"Glutinous rice (mochi-gome) nutrient composition is almost the same as that of regular rice. However, steamed glutinous rice is stickier than steamed regular rice. Rice cakes (mochi) are made from glutinous rice, and glutinous rice is often used in steamed rice with beans (okowa).
Rice cakes (mochi) are steamed glutinous rice which, in the traditional method, are pounded in a special wooden mortar called “Usu” in Japanese. The ceremony for making this at New Years is called mochitsuki. A more modern method for making mochi is a special electric cooker. However, most Japanese buy mochi in packages. Rice cake shapes are circular or square and are most famous for their use in ozōni, which is eaten the first three days of the New Year holidays. It is said that god dwells in rice cakes, so rice cakes are lucky.

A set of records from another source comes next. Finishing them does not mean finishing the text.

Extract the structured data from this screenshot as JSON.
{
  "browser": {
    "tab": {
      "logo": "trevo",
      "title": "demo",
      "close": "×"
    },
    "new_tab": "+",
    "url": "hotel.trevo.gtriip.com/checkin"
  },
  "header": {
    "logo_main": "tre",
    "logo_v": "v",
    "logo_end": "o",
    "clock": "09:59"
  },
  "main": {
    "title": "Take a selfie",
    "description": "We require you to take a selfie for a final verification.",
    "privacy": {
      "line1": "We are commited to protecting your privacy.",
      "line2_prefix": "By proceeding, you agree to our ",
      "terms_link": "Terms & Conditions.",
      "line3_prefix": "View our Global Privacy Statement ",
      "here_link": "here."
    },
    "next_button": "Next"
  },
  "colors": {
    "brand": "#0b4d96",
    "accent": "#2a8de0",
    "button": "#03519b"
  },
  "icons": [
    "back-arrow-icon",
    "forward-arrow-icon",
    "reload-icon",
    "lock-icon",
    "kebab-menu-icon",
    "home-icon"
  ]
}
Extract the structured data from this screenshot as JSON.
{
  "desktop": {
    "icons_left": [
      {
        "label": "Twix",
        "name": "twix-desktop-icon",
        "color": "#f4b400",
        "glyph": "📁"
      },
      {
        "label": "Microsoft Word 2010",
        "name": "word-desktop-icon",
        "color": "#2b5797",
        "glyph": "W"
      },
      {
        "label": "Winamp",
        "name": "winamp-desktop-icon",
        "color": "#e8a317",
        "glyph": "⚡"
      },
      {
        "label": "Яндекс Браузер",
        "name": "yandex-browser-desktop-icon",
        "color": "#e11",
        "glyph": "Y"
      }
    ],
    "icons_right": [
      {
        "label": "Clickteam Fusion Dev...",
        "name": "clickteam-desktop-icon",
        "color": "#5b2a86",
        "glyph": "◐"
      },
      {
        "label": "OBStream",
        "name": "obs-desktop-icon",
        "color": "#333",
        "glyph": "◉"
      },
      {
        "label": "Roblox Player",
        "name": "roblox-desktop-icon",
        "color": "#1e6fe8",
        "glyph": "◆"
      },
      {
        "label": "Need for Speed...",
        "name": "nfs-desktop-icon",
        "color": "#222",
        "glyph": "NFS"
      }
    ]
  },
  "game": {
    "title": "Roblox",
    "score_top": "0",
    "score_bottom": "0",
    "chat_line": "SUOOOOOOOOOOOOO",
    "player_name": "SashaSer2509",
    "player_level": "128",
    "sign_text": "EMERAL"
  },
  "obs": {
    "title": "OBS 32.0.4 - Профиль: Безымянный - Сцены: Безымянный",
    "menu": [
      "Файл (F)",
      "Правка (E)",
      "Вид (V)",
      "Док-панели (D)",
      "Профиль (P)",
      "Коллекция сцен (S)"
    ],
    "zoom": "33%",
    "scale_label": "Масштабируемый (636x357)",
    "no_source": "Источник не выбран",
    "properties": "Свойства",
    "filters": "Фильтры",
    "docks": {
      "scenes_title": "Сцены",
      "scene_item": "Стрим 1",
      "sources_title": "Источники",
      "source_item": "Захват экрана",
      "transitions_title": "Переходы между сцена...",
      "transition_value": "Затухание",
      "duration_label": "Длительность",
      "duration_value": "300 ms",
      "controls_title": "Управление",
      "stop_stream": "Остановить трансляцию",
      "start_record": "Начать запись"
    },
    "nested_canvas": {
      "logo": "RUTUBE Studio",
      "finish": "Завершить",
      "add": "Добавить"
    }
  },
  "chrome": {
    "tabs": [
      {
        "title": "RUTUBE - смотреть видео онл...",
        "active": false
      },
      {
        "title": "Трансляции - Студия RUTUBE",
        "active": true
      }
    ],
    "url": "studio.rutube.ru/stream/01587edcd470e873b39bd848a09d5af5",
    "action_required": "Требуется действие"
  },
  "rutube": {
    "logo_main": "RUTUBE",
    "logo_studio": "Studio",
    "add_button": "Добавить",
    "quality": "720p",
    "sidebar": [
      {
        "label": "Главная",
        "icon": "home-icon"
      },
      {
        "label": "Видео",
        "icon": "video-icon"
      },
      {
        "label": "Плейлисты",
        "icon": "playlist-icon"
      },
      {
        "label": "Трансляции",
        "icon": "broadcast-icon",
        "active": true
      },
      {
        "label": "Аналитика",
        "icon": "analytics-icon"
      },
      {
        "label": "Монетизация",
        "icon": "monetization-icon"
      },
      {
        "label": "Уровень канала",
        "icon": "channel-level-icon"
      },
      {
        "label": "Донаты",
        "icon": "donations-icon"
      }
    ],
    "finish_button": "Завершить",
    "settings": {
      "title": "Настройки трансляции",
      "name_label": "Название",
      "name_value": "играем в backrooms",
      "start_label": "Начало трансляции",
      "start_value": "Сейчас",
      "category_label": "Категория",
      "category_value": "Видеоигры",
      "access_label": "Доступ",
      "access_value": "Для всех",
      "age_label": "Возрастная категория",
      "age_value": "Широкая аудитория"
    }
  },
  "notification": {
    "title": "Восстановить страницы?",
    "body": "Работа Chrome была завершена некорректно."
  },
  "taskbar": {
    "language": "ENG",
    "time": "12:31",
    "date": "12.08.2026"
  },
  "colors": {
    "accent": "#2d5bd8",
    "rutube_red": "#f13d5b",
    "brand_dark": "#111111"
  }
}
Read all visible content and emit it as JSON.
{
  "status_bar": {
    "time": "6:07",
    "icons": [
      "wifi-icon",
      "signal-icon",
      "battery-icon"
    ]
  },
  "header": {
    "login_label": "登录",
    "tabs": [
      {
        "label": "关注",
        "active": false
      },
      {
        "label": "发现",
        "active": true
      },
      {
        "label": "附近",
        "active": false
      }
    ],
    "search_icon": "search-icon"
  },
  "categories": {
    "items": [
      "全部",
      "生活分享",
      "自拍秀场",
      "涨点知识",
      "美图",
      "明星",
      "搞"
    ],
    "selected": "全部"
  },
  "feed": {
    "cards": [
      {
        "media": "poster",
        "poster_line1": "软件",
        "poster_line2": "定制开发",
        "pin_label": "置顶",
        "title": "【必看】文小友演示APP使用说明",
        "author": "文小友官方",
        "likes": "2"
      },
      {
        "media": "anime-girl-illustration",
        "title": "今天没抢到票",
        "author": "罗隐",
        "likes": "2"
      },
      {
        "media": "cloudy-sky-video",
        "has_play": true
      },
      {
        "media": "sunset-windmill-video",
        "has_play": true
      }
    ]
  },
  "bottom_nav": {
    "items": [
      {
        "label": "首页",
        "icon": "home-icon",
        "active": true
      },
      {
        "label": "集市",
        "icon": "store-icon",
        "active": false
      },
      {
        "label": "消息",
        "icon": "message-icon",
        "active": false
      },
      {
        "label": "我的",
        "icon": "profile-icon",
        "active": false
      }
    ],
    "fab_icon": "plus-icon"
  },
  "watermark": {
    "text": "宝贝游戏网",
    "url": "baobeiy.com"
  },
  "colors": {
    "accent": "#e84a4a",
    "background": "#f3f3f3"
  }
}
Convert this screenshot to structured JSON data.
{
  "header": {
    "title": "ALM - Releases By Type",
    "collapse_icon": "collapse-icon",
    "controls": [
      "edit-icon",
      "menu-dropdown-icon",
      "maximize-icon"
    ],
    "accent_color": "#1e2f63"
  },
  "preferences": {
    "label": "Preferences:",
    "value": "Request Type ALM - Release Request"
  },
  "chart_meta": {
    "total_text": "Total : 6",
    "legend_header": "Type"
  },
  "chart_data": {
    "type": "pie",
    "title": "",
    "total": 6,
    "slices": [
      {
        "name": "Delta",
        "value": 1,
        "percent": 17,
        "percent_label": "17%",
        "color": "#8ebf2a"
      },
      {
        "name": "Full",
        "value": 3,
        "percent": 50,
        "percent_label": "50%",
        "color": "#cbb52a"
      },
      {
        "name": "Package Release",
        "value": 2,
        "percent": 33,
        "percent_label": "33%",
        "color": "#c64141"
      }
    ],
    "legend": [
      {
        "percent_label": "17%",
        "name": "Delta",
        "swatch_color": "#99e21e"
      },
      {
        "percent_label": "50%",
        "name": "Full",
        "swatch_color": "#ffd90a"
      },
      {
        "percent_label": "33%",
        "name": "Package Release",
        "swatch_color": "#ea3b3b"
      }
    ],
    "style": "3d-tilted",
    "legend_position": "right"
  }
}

Flour is classified into three types – hakurikiko, chūrikiko and kyōrikiko. The amount of protein contained in each is different. Hakurikiko has the smallest amount of protein, and is the most commonly used in Japan. Kyōrikiko has the most protein, and is used in Chinese noodles and bread. The amount of protein in chūrikiko is in between that of hakurikiko and kyōrikiko. This flour is used in thick white noodles, okonomiyaki and takoyaki.
Rice bran (komenuka) is the powder of brown rice's outer brown layers produced when polished rice is made from brown rice. Rice bran is used for making takuan (Japanese pickles), removing egumi (bitter taste) of bamboo shoot when boiling it and kneading into cookie dough.